By Gareth Powell March 14th, 2008

quirkiies mudgeeThis is very embarassing. I want to go inland to Mudgee in New South Wales to visit with a friend who is, roughly, in the same line of business. I am told my train has been cancelled. Someone has stolen the power cables.

And the reason these power cables are being stolen is the coming August Olympics in Beijing. Difficult to believe but true.

Organised gangs are being blamed by authorities for stealing copper cabling worth millions of dollars, selling it (melted down) to China to help construction of buildings.

Victoria Police detective sergeant Barry Hills said, ‘The theft of this stuff has caused the train system to shut down for between five and seven hours. They are not just taking small lengths. They are taking up to 500 metres at a time.’

In recent weeks police have seized more than 15 tonnes of stolen copper cabling stashed in shipping containers and warehouses.

China is the world’s biggest copper user, with consumption expected to reach 5 million tonnes in 2008, up from 4.8 million tonnes last year.

Tens of thousands of Australian commuters — mainly in the state of Victoria — have been left stranded by several copper robberies, with thieves risking death by electric shock to steal the precious metal from rail networks for the energy-hungry Chinese market.

In New South Wales, which contains Mudgee, the state government has urged people to help prevent the theft after robbers ran off with communication cables and copper from electricity depots.

Apparently Australia is not alone in this. Surging demand in India and China is also driving a wave of copper thefts in the United States and the United Kingdom.

NSW Energy Minister Ian Macdonald this year said thieves had even stolen copper vases from a Sydney cemetery to melt down for black-market export.

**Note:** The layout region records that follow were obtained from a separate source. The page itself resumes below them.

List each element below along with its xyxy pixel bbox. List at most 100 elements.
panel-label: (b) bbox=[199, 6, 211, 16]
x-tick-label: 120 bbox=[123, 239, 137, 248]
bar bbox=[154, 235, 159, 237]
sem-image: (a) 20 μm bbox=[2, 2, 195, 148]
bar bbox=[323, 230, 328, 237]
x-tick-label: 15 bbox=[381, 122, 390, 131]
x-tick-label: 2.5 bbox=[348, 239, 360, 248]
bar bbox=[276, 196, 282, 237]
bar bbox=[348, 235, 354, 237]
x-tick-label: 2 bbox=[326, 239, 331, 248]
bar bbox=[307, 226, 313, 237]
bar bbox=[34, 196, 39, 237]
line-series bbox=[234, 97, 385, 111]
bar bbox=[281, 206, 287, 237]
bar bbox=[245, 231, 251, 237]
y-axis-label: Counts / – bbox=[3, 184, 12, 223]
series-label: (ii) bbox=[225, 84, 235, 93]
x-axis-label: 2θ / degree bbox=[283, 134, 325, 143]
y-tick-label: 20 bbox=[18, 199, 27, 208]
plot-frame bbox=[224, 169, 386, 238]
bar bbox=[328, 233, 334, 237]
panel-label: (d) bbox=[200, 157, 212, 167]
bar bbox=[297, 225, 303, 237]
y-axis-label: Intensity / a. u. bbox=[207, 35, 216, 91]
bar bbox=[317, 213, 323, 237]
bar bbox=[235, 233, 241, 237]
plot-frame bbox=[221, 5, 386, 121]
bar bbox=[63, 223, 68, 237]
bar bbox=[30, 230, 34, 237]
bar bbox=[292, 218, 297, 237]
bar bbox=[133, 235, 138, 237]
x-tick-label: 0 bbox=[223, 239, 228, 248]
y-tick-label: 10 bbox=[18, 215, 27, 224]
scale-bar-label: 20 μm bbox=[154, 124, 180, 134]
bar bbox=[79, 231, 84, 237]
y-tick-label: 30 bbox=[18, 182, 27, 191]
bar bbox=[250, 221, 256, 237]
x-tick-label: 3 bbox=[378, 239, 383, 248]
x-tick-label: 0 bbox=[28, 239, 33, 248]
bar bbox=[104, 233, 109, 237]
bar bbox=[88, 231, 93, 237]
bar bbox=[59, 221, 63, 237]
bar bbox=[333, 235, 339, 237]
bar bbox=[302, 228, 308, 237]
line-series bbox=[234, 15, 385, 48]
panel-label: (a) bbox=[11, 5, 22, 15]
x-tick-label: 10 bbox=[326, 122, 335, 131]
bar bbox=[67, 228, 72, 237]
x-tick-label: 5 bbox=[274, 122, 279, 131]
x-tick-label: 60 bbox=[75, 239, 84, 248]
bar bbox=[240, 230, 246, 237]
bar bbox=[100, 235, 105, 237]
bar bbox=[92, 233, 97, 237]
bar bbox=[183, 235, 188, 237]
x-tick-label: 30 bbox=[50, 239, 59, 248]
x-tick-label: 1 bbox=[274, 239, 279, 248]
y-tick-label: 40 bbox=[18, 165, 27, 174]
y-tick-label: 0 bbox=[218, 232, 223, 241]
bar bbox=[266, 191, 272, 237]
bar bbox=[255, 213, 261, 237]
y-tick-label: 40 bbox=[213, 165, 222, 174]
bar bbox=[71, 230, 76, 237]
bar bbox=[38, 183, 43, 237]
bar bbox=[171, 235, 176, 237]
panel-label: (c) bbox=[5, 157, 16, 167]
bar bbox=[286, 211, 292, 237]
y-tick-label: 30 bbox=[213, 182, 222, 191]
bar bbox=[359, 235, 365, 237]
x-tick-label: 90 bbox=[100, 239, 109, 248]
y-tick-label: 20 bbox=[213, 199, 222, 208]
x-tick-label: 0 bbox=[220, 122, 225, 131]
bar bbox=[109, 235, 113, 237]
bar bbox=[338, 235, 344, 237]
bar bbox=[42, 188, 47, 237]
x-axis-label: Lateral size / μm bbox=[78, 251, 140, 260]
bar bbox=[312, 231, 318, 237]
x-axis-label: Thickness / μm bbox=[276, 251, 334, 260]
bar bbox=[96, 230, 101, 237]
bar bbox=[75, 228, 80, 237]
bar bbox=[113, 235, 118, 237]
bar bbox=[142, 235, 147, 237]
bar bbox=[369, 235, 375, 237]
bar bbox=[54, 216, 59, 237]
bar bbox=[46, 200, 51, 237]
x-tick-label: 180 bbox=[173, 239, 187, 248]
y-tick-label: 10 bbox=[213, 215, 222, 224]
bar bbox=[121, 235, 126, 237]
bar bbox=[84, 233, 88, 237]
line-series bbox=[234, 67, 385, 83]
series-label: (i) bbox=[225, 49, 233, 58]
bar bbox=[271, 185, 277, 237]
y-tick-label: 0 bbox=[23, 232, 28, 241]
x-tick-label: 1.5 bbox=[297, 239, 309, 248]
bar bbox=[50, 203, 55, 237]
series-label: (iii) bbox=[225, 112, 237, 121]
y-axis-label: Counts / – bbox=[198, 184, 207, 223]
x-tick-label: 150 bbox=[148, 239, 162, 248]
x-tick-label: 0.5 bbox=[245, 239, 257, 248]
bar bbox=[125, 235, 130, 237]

Macdonald blamed copper theft for havoc on the state’s main north rail line, with hundreds of metres of copper wire stolen from signal poles.

He said, ‘The global increase in copper prices is fuelled by the Chinese construction boom, with prices increasing five fold since 2001.’

So I am driving to Mudgee. Be quicker that waiting for the Olympics and for someone to return the copper.

PS And let no one write in to tell me Mudgee station is permanently closed. It originally opened in 1884 and was closed for a while but reopened in 2000 when the first train pulled in from Sydney after the reopening of the Mudgee-Gulgong line. So there.